I'm Considering Skipping Book Introductions

It is my considered opinion that few are improved by having an English professor analyze it afterwards.

I’ve read some really great forewords/afterwords in books. Not sure if they were all English professors, authors, or something else though.

I am really bad with names, both real and fictional, and frequently lose track of who is who in a big complicated book. But that information is best served in an appendix, at the end of the book. And most books come with a handy table of contents, that includes information like what’s in the appendices.

Ngaio Marsh generally had a dramatis personae in her mystery novels. No surprise, considering her theatrical background. I always found them helpful.

Also, i was amused, rereading a late edition of the Lord of the Rings, to notice that the author’s forward, “about hobbits”, not only explains that “yes, they really did have tobacco”, but also, tells you that almost all of the major characters survive and lived happily ever after.

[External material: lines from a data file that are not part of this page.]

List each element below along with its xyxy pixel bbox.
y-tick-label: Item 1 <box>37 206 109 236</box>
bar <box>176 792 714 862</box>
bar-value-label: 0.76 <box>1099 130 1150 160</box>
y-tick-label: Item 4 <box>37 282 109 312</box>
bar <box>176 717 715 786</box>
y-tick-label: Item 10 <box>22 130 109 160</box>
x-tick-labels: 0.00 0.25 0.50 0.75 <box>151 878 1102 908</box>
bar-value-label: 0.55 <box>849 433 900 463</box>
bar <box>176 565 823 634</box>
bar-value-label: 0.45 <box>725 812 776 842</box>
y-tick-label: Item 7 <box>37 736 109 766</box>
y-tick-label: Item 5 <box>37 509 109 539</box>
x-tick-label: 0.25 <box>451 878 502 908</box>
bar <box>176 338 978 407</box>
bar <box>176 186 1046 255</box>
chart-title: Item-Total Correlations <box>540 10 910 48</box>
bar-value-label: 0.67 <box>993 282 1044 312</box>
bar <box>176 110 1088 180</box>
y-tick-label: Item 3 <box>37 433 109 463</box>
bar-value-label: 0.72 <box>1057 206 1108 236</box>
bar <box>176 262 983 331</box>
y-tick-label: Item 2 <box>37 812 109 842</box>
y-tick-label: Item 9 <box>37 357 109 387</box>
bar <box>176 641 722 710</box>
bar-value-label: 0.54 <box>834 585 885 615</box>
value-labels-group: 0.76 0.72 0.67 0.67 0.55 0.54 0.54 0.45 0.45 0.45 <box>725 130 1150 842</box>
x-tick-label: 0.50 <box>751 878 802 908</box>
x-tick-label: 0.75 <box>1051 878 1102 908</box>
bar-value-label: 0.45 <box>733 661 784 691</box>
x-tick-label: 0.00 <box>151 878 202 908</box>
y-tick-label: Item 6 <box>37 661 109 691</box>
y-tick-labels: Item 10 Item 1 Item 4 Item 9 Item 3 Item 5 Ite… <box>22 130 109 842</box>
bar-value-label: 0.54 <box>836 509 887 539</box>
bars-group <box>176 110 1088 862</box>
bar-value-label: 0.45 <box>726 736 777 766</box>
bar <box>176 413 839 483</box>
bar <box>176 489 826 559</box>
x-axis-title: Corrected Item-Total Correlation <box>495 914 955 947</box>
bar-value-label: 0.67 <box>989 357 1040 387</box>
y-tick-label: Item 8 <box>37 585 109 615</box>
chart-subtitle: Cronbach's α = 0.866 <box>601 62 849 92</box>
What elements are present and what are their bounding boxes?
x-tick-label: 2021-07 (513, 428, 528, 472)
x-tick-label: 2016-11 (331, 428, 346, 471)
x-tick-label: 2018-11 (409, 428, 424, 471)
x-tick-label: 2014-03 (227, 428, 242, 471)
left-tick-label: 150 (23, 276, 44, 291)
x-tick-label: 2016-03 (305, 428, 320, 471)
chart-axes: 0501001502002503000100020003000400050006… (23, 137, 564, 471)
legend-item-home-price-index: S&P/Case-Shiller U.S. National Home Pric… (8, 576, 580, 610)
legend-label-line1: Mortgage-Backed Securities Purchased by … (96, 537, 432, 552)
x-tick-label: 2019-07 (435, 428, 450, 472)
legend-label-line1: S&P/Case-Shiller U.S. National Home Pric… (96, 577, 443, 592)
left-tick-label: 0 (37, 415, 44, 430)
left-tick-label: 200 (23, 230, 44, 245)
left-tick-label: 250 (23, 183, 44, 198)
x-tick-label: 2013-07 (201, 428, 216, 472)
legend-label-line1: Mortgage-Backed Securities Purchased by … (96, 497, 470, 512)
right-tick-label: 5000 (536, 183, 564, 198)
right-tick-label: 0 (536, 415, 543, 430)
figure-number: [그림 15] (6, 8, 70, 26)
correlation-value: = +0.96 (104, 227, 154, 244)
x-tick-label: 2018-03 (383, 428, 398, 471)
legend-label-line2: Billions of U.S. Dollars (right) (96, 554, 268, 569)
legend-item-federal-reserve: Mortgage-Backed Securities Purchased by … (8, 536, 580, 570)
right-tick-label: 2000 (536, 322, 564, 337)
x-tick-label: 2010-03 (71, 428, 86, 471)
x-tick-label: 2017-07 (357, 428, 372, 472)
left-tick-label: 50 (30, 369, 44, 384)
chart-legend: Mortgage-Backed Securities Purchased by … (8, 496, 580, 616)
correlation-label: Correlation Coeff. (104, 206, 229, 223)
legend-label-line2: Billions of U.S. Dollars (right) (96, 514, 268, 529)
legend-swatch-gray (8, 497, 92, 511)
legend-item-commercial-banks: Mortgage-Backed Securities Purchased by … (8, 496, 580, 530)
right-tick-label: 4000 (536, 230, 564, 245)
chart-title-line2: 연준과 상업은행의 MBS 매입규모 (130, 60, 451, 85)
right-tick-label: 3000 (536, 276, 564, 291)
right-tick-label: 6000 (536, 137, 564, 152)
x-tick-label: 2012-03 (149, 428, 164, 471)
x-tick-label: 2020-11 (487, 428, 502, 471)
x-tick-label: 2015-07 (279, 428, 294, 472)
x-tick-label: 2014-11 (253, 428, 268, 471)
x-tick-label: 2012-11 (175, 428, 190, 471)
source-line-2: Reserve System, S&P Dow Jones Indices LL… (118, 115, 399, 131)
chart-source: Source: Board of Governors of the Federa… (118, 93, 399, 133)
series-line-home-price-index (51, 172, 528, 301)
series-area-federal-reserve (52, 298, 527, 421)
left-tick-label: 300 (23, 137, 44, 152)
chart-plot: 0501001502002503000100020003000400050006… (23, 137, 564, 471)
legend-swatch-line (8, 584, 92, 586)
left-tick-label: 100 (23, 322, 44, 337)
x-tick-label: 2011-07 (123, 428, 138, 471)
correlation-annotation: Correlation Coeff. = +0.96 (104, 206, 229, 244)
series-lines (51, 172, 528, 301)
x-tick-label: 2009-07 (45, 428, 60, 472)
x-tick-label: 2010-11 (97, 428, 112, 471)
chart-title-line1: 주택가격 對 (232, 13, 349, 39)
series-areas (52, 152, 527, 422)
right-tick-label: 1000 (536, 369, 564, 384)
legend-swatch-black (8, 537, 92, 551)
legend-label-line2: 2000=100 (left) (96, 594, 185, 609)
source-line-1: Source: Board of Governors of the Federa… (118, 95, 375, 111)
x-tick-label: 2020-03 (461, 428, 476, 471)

It explains that this story was copied from the book of Frodo’s notes, sent by Meriadoc’s son to the son of Faramir, and that Pippin’s descendants also kept a copy in the Hobbiton library, which was endowed by Sam’s daughter, and… I made up those details, but they are close to what’s in the forward, and the vast majority of the main characters who do survive the story are mentioned. (And Gandalf isn’t.)

A roommate had a single-volume copy of the first three Hitchhiker’s Guide books, which had a rather lengthy introduction telling the history of the series, from radio programme to books and international fame. I found the introduction fascinating, but gave up on the actual story after the first chapter.

To be specific, the original Red Book of Westmarch (containing Bilbo’s account of the Quest for Erebor, the Downfall of the Lord of the Rings and the Return of the King, and the Translations From the Elvish which comprise the Silmarilion) was lost, but a copy was made by Pippin at King Aragorn’s request, to which Faramir’s grandson made some additions, and a copy of that copy was subsequently returned to the Shire, and that copy is what the Professor translated from Westron into English.

That’s exactly what I do, if I even bother to read the introduction.

I read that before reading the book but somewhow it didn’t spoil anything, because at that point the hobbits are just names to you, and, not knowing their significance you mostly don’t connect the “Meriadoc” mentioned in the prologue with good old Merry Brandigamo Brandybuck.

I rarely read introductions nowadays, but in the days before Wikipedia I occasionally enjoyed biographical information about the author (e.g. Charles Dickens or Herman Melville) along with general historical background.

Even if none of the names mean anything, you probably were aware at some level that the Shire still existed, years later. And there was an orderly world where people requested books and copied them in libraries. That doesn’t sound like Mordor. I think Tolkien did, intentionally, spoil the ending in the preface.

By the time I was really aware of the danger to the shire (say about the Council of Elrond) I didn’t remember much about the prologue, it helped that I was reading the book in a public library where I went about once a week, so I took about a month to get there hehehe.

Of the introduction or of the book?

Funny they translated the names (well, some of them) and they still did not make sense.

About 40 years ago I’d never read any Steinbeck and randomly selected East Of Eden to see what was what. The result was my spending the next few months binge reading all the rest of his books. The only one I couldn’t get into was Travels With Charley. Go figure.

I enjoyed East of Eden but as a major Steinbeck fan, I’ve always favored The Grapes of Wrath for “The Great American Novel” with “Eden” a close second.

Now that you have me thinking about it, though, I might just give East of Eden another read. It’s been years.

Count me as another admirer of East of Eden. It was probably my favorite of the books I had to read for Senior AP English in high school, and I relatively recently re-read it to see if it held up (it did).